Colonization TV Reality: A Review of Expedition Africa

Megan Broadwell Jun 4, 2009

Expedition Africa
Sundays, 10PM EST

The tropes of the white man as a rugged explorer and Africa as an exotic land that man recovers while recovering himself are now a TV series.

History — formerly known as The History Channel — has just premiered a new reality show, Expedition Africa, which presents these old themes in a new way.

Four enthusiastic and muscled bodies, festooned with dirty khakis and name-brand hiking gear, sail to Tanzania for a long wilderness appreciation trip conceived as a historical expedition. The nature travel is steeped in cultural myths and product placements including Subaru Outback to market a reality show as a type of fantasy.

(The channel is owned by Hearst, General Electric and the Disney Corporation.)

The land the explorers traverse is portrayed in a way that emphasizes heterosexual masculinity pitted against nature. Africa, reason the explorers, is a place to be underestimated at their peril. The lurking camera tracks that sentiment for menacing snakes, insects and signs of infectious disease. The music reinforces the visuals: Everything is full of danger.

But fear of Africa as a place that can kill these people, or at the very least contaminate them, rubs against an Africa equally dramatized as an object of desire. Shots of one lethal reptile after another alternate with aerial glides over vast wilderness areas, ignoring the on-the-ground complexities that might mar the large romantic compositions.

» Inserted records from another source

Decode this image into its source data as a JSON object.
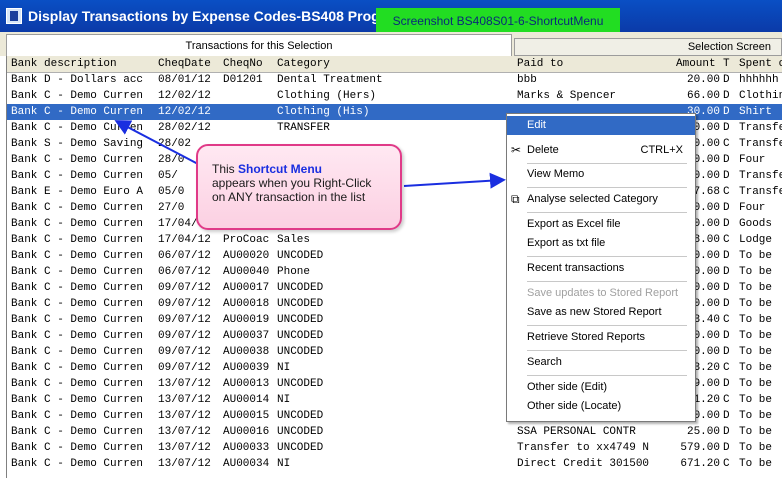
{
  "window": {
    "title": "Display Transactions by Expense Codes-BS408  Prog.Ver",
    "screenshot_label": "Screenshot BS408S01-6-ShortcutMenu"
  },
  "tabs": [
    {
      "label": "Transactions for this Selection"
    },
    {
      "label": "Selection Screen"
    }
  ],
  "columns": [
    "Bank description",
    "CheqDate",
    "CheqNo",
    "Category",
    "Paid to",
    "Amount",
    "T",
    "Spent on"
  ],
  "rows": [
    [
      "Bank D - Dollars acc",
      "08/01/12",
      "D01201",
      "Dental Treatment",
      "bbb",
      "20.00",
      "D",
      "hhhhhh"
    ],
    [
      "Bank C - Demo Curren",
      "12/02/12",
      "",
      "Clothing (Hers)",
      "Marks & Spencer",
      "66.00",
      "D",
      "Clothing"
    ],
    [
      "Bank C - Demo Curren",
      "12/02/12",
      "",
      "Clothing (His)",
      "",
      "30.00",
      "D",
      "Shirt"
    ],
    [
      "Bank C - Demo Curren",
      "28/02/12",
      "",
      "TRANSFER",
      "",
      "00.00",
      "D",
      "Transfer"
    ],
    [
      "Bank S - Demo Saving",
      "28/02",
      "",
      "",
      "",
      "00.00",
      "C",
      "Transfer"
    ],
    [
      "Bank C - Demo Curren",
      "28/0",
      "",
      "",
      "",
      "00.00",
      "D",
      "Four"
    ],
    [
      "Bank C - Demo Curren",
      "05/",
      "",
      "",
      "",
      "00.00",
      "D",
      "Transfer"
    ],
    [
      "Bank E - Demo Euro A",
      "05/0",
      "",
      "",
      "",
      "27.68",
      "C",
      "Transfer"
    ],
    [
      "Bank C - Demo Curren",
      "27/0",
      "",
      "",
      "",
      "20.00",
      "D",
      "Four"
    ],
    [
      "Bank C - Demo Curren",
      "17/04/",
      "",
      "",
      "",
      "00.00",
      "D",
      "Goods"
    ],
    [
      "Bank C - Demo Curren",
      "17/04/12",
      "ProCoac",
      "Sales",
      "",
      "38.00",
      "C",
      "Lodge"
    ],
    [
      "Bank C - Demo Curren",
      "06/07/12",
      "AU00020",
      "UNCODED",
      "",
      "00.00",
      "D",
      "To be"
    ],
    [
      "Bank C - Demo Curren",
      "06/07/12",
      "AU00040",
      "Phone",
      "",
      "00.00",
      "D",
      "To be"
    ],
    [
      "Bank C - Demo Curren",
      "09/07/12",
      "AU00017",
      "UNCODED",
      "",
      "40.00",
      "D",
      "To be"
    ],
    [
      "Bank C - Demo Curren",
      "09/07/12",
      "AU00018",
      "UNCODED",
      "",
      "00.00",
      "D",
      "To be"
    ],
    [
      "Bank C - Demo Curren",
      "09/07/12",
      "AU00019",
      "UNCODED",
      "",
      "53.40",
      "C",
      "To be"
    ],
    [
      "Bank C - Demo Curren",
      "09/07/12",
      "AU00037",
      "UNCODED",
      "",
      "40.00",
      "D",
      "To be"
    ],
    [
      "Bank C - Demo Curren",
      "09/07/12",
      "AU00038",
      "UNCODED",
      "",
      "00.00",
      "D",
      "To be"
    ],
    [
      "Bank C - Demo Curren",
      "09/07/12",
      "AU00039",
      "NI",
      "",
      "53.20",
      "C",
      "To be"
    ],
    [
      "Bank C - Demo Curren",
      "13/07/12",
      "AU00013",
      "UNCODED",
      "",
      "79.00",
      "D",
      "To be"
    ],
    [
      "Bank C - Demo Curren",
      "13/07/12",
      "AU00014",
      "NI",
      "",
      "71.20",
      "C",
      "To be"
    ],
    [
      "Bank C - Demo Curren",
      "13/07/12",
      "AU00015",
      "UNCODED",
      "",
      "00.00",
      "D",
      "To be"
    ],
    [
      "Bank C - Demo Curren",
      "13/07/12",
      "AU00016",
      "UNCODED",
      "SSA PERSONAL CONTR",
      "25.00",
      "D",
      "To be"
    ],
    [
      "Bank C - Demo Curren",
      "13/07/12",
      "AU00033",
      "UNCODED",
      "Transfer to xx4749 N",
      "579.00",
      "D",
      "To be"
    ],
    [
      "Bank C - Demo Curren",
      "13/07/12",
      "AU00034",
      "NI",
      "Direct Credit 301500",
      "671.20",
      "C",
      "To be"
    ]
  ],
  "callout": {
    "prefix": "This ",
    "highlight": "Shortcut Menu",
    "line2": "appears when you Right-Click",
    "line3": "on ANY transaction in the list"
  },
  "menu": {
    "items": [
      {
        "label": "Edit",
        "shortcut": ""
      },
      {
        "label": "Delete",
        "shortcut": "CTRL+X"
      },
      {
        "label": "View Memo",
        "shortcut": ""
      },
      {
        "label": "Analyse selected Category",
        "shortcut": ""
      },
      {
        "label": "Export as Excel file",
        "shortcut": ""
      },
      {
        "label": "Export as txt file",
        "shortcut": ""
      },
      {
        "label": "Recent transactions",
        "shortcut": ""
      },
      {
        "label": "Save updates to Stored Report",
        "shortcut": ""
      },
      {
        "label": "Save as new Stored Report",
        "shortcut": ""
      },
      {
        "label": "Retrieve Stored Reports",
        "shortcut": ""
      },
      {
        "label": "Search",
        "shortcut": ""
      },
      {
        "label": "Other side (Edit)",
        "shortcut": ""
      },
      {
        "label": "Other side (Locate)",
        "shortcut": ""
      }
    ]
  },
  "colors": {
    "titlebar": "#0b3aa8",
    "selection": "#316ac5",
    "screenshot_label_bg": "#22dd22",
    "callout_border": "#e03a88",
    "callout_highlight": "#1a2ee0"
  }
}
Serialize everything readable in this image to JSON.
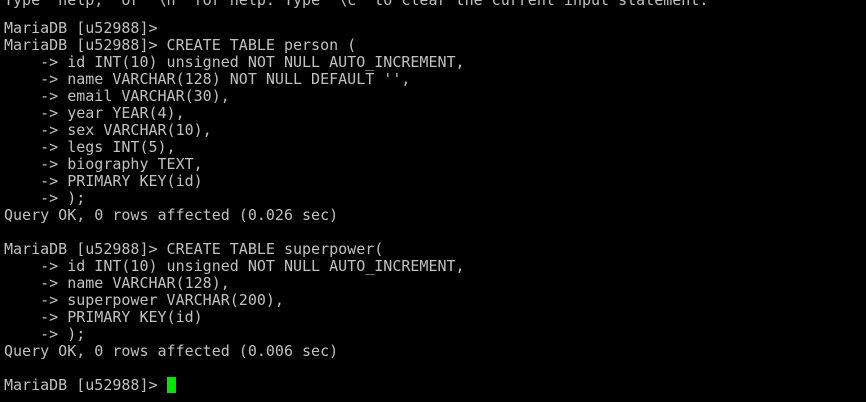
{
  "terminal": {
    "cursor_color": "#00e600",
    "text_color": "#c0c0c0",
    "background_color": "#000000",
    "lines": [
      "Type 'help;' or '\\h' for help. Type '\\c' to clear the current input statement.",
      "MariaDB [u52988]>",
      "MariaDB [u52988]> CREATE TABLE person (",
      "    -> id INT(10) unsigned NOT NULL AUTO_INCREMENT,",
      "    -> name VARCHAR(128) NOT NULL DEFAULT '',",
      "    -> email VARCHAR(30),",
      "    -> year YEAR(4),",
      "    -> sex VARCHAR(10),",
      "    -> legs INT(5),",
      "    -> biography TEXT,",
      "    -> PRIMARY KEY(id)",
      "    -> );",
      "Query OK, 0 rows affected (0.026 sec)",
      "",
      "MariaDB [u52988]> CREATE TABLE superpower(",
      "    -> id INT(10) unsigned NOT NULL AUTO_INCREMENT,",
      "    -> name VARCHAR(128),",
      "    -> superpower VARCHAR(200),",
      "    -> PRIMARY KEY(id)",
      "    -> );",
      "Query OK, 0 rows affected (0.006 sec)",
      "",
      "MariaDB [u52988]> "
    ]
  }
}
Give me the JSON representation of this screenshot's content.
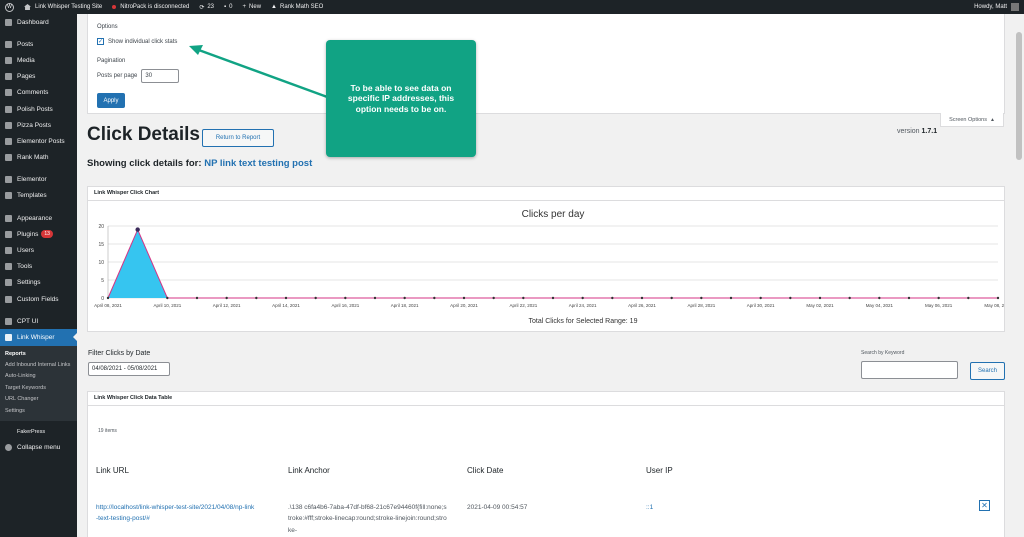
{
  "adminbar": {
    "site_name": "Link Whisper Testing Site",
    "nitropack": "NitroPack is disconnected",
    "updates": "23",
    "comments": "0",
    "new_label": "New",
    "rankmath": "Rank Math SEO",
    "howdy": "Howdy, Matt"
  },
  "sidebar": {
    "items": [
      {
        "label": "Dashboard",
        "icon": "dashboard-icon"
      },
      {
        "label": "Posts",
        "icon": "pin-icon"
      },
      {
        "label": "Media",
        "icon": "media-icon"
      },
      {
        "label": "Pages",
        "icon": "page-icon"
      },
      {
        "label": "Comments",
        "icon": "comment-icon"
      },
      {
        "label": "Polish Posts",
        "icon": "pin-icon"
      },
      {
        "label": "Pizza Posts",
        "icon": "pin-icon"
      },
      {
        "label": "Elementor Posts",
        "icon": "pin-icon"
      },
      {
        "label": "Rank Math",
        "icon": "chart-icon"
      },
      {
        "label": "Elementor",
        "icon": "elementor-icon"
      },
      {
        "label": "Templates",
        "icon": "folder-icon"
      },
      {
        "label": "Appearance",
        "icon": "brush-icon"
      },
      {
        "label": "Plugins",
        "icon": "plugin-icon",
        "badge": "13"
      },
      {
        "label": "Users",
        "icon": "user-icon"
      },
      {
        "label": "Tools",
        "icon": "wrench-icon"
      },
      {
        "label": "Settings",
        "icon": "settings-icon"
      },
      {
        "label": "Custom Fields",
        "icon": "grid-icon"
      },
      {
        "label": "CPT UI",
        "icon": "cpt-icon"
      },
      {
        "label": "Link Whisper",
        "icon": "link-icon"
      }
    ],
    "submenu": [
      "Reports",
      "Add Inbound Internal Links",
      "Auto-Linking",
      "Target Keywords",
      "URL Changer",
      "Settings"
    ],
    "faker": "FakerPress",
    "collapse": "Collapse menu"
  },
  "screen_options": {
    "options_heading": "Options",
    "checkbox_label": "Show individual click stats",
    "pagination_heading": "Pagination",
    "per_page_label": "Posts per page",
    "per_page_value": "30",
    "apply": "Apply",
    "tab_label": "Screen Options"
  },
  "header": {
    "title": "Click Details",
    "return_button": "Return to Report",
    "version_label": "version",
    "version": "1.7.1",
    "showing_label": "Showing click details for:",
    "post_title": "NP link text testing post"
  },
  "annotation": {
    "text": "To be able to see data on specific IP addresses, this option needs to be on."
  },
  "chart_box": {
    "title": "Link Whisper Click Chart"
  },
  "chart_data": {
    "type": "area",
    "title": "Clicks per day",
    "xlabel": "",
    "ylabel": "",
    "ylim": [
      0,
      20
    ],
    "yticks": [
      0,
      5,
      10,
      15,
      20
    ],
    "grid": true,
    "legend": "none",
    "tick_labels": [
      "April 08, 2021",
      "April 10, 2021",
      "April 12, 2021",
      "April 14, 2021",
      "April 16, 2021",
      "April 18, 2021",
      "April 20, 2021",
      "April 22, 2021",
      "April 24, 2021",
      "April 26, 2021",
      "April 28, 2021",
      "April 30, 2021",
      "May 02, 2021",
      "May 04, 2021",
      "May 06, 2021",
      "May 08, 2021"
    ],
    "x": [
      "2021-04-08",
      "2021-04-09",
      "2021-04-10",
      "2021-04-11",
      "2021-04-12",
      "2021-04-13",
      "2021-04-14",
      "2021-04-15",
      "2021-04-16",
      "2021-04-17",
      "2021-04-18",
      "2021-04-19",
      "2021-04-20",
      "2021-04-21",
      "2021-04-22",
      "2021-04-23",
      "2021-04-24",
      "2021-04-25",
      "2021-04-26",
      "2021-04-27",
      "2021-04-28",
      "2021-04-29",
      "2021-04-30",
      "2021-05-01",
      "2021-05-02",
      "2021-05-03",
      "2021-05-04",
      "2021-05-05",
      "2021-05-06",
      "2021-05-07",
      "2021-05-08"
    ],
    "values": [
      0,
      19,
      0,
      0,
      0,
      0,
      0,
      0,
      0,
      0,
      0,
      0,
      0,
      0,
      0,
      0,
      0,
      0,
      0,
      0,
      0,
      0,
      0,
      0,
      0,
      0,
      0,
      0,
      0,
      0,
      0
    ],
    "fill_color": "#36c5f0",
    "stroke_color": "#d63384",
    "footer": "Total Clicks for Selected Range: 19"
  },
  "filters": {
    "date_label": "Filter Clicks by Date",
    "date_value": "04/08/2021 - 05/08/2021",
    "keyword_label": "Search by Keyword",
    "keyword_value": "",
    "search_button": "Search"
  },
  "table": {
    "title": "Link Whisper Click Data Table",
    "items_count": "19 items",
    "headers": [
      "Link URL",
      "Link Anchor",
      "Click Date",
      "User IP"
    ],
    "rows": [
      {
        "url": "http://localhost/link-whisper-test-site/2021/04/08/np-link-text-testing-post/#",
        "anchor": ".\\138 c6fa4b6-7aba-47df-bf68-21c67e94460f{fill:none;stroke:#fff;stroke-linecap:round;stroke-linejoin:round;stroke-",
        "date": "2021-04-09 00:54:57",
        "ip": "::1",
        "delete": "✕"
      }
    ]
  }
}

The high points open up Africa’s supposedly mythical naturalness. Endowed with the moral and spiritual symbolism of being named woman (Mother Africa), the territory is engendered as a proving ground, a place that can counter individual imperfections of character and somehow effect deep personal transformations. Overlaid with sentimental music, the nature idolatry reveals that it is not only the explorers who have a love affair with this place; we’re all in a tryst with Momma.

In addition to using simplistic mythologies of femininity and wilderness to represent Africa, the series gives a nod toward history. The explorers’ persistent exertions and close-ups of their flinching faces are supposed to signify they are risking death for television. To give the adventure even more drama the explorers are supposedly tracing David Livingstone’s efforts to map the natural resources of the region in the 1860s for the United Kingdom and journalist Henry Morton Stanley’s march to find him.

Resurrecting these historic figures and following their 19th century route, Expedition Africa is unapologetically presenting its story as a progressive march of human nature. This style of representation assumes “natural” and “human” laws are a given, which, in turn, order colonial domination and an aesthetics of survival based on biology.

But continuity is more accurately navigated through the ongoing investment in the image of commerce as a humanitarian impulse and the unpacking of genes to naturalize and individualize what actually serves a much larger structure of power.